O prémio, que distingue jovens autores com obra editada em língua portuguesa, é atribuído pela Fundação Círculo de Leitores a cada dois anos. Criado em 1998, depois de José Saramago ganhar o Prémio Nobel, tem por objetivo celebrar a nova literatura em língua portuguesa, distinguindo escritores, com idade não superior a 35 anos, por uma obra de ficção, romance ou novela, publicada em qualquer país da lusofonia nos dois anos anteriores à atribuição do galardão. Com um valor de 25 mil euros, o Prémio José Saramago não contempla obras póstumas.

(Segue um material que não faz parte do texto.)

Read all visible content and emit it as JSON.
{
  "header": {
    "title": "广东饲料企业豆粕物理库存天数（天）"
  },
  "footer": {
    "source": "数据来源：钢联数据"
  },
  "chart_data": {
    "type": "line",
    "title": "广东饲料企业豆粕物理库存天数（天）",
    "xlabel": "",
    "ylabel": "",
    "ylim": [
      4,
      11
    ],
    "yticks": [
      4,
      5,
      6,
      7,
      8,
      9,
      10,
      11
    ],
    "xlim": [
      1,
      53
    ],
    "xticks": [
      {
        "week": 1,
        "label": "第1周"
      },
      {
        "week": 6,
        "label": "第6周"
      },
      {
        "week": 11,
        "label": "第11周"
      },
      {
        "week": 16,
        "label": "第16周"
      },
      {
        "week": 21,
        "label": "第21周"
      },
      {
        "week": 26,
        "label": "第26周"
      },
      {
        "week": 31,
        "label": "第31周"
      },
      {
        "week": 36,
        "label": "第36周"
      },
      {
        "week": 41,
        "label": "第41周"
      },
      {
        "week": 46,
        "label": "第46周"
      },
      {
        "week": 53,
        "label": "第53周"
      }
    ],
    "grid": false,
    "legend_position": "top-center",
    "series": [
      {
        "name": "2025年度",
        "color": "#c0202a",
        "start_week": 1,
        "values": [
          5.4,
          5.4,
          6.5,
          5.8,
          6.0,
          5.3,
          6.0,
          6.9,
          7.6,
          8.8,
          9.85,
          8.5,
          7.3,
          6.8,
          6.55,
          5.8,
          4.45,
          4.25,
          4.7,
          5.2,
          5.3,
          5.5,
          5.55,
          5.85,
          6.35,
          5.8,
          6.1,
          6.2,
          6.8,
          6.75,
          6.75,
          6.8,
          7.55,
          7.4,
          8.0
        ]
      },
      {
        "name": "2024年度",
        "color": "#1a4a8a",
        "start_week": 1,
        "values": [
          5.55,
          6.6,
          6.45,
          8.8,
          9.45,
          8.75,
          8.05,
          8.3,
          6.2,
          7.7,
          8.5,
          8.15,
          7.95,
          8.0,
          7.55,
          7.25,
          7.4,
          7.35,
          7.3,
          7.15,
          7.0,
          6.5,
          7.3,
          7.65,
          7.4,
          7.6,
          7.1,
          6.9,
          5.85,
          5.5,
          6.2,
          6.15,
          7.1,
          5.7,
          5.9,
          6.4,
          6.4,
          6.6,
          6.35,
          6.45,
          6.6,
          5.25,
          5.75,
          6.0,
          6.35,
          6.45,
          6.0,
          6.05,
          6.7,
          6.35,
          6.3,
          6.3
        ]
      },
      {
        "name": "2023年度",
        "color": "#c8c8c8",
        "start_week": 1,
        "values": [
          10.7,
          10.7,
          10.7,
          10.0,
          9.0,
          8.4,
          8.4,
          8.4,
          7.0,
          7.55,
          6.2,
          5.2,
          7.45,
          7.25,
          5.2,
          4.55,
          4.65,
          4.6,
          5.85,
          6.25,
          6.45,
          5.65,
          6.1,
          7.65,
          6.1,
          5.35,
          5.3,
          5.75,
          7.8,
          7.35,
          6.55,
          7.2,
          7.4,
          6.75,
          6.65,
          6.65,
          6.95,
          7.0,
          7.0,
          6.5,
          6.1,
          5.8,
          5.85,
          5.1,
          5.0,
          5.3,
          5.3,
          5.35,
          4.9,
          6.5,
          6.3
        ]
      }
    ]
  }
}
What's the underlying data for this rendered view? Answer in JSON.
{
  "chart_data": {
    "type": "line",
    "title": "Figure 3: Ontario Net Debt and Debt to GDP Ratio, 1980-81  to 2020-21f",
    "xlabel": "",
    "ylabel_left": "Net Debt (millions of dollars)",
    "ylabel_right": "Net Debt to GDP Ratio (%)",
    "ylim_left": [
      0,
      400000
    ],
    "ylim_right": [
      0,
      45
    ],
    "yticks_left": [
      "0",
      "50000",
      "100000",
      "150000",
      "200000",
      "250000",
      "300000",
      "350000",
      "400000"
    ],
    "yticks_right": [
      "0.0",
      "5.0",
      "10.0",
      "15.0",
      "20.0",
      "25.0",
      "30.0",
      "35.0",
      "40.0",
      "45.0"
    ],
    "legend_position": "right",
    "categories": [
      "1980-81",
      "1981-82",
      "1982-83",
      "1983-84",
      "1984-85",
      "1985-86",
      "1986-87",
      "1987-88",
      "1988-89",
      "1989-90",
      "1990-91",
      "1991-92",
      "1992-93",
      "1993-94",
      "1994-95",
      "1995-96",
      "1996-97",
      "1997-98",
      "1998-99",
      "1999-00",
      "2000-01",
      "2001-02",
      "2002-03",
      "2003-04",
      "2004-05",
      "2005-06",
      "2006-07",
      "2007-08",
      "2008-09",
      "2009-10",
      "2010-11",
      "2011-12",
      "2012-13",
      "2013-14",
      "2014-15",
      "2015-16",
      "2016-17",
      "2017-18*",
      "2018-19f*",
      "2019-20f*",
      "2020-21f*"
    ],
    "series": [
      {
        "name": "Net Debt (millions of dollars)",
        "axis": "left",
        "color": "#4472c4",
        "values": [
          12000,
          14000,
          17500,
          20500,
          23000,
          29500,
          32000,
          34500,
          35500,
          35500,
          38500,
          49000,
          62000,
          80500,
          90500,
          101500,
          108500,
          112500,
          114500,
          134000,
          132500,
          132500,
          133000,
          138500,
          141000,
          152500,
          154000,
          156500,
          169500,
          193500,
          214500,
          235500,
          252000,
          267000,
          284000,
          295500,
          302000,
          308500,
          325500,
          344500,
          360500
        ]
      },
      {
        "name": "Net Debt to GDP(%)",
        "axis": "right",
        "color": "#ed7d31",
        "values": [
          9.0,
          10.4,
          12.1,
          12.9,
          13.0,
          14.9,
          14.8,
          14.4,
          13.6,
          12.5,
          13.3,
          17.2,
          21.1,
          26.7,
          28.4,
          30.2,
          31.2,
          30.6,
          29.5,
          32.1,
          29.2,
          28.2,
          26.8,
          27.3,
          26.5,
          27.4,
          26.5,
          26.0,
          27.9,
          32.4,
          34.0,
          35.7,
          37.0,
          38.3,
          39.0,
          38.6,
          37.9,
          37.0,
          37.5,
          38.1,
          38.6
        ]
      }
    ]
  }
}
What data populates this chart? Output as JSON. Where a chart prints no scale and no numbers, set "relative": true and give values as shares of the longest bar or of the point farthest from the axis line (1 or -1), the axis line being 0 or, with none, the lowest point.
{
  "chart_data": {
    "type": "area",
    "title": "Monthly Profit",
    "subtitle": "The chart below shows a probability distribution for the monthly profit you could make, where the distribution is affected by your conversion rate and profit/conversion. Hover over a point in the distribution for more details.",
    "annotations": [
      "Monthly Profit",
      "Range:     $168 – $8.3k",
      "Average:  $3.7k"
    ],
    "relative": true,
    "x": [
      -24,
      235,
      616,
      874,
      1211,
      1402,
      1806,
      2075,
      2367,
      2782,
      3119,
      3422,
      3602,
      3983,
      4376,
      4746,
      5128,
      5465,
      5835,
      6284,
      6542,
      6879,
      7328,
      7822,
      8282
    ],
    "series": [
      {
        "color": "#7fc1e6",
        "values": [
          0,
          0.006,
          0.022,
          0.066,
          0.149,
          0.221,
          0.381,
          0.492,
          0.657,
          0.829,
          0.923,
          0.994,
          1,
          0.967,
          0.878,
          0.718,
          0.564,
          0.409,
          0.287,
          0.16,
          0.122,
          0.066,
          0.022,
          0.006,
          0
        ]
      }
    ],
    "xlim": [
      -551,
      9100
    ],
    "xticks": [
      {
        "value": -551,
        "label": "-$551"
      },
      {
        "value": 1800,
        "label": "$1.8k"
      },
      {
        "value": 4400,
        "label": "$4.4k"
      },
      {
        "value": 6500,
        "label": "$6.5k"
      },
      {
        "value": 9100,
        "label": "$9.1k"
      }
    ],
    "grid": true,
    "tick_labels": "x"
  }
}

O último escritor a ser galardoado foi Bruno Vieira Amaral, em 2015, com o romance As Primeiras Coisas, publicado em 2013 pela Quetzal. Amaral vai estar à conversa com o vencedor na próximo na sexta-feira, pelas 18h, em Óbidos, onde decorre, até domingo, o festival literário FOLIO. No dia seguinte, participará numa mesa redonda com Ana Margarida Carvalho e Ana Sousa Dias, subordinada ao tema “Os Náufragos e os Resistentes”.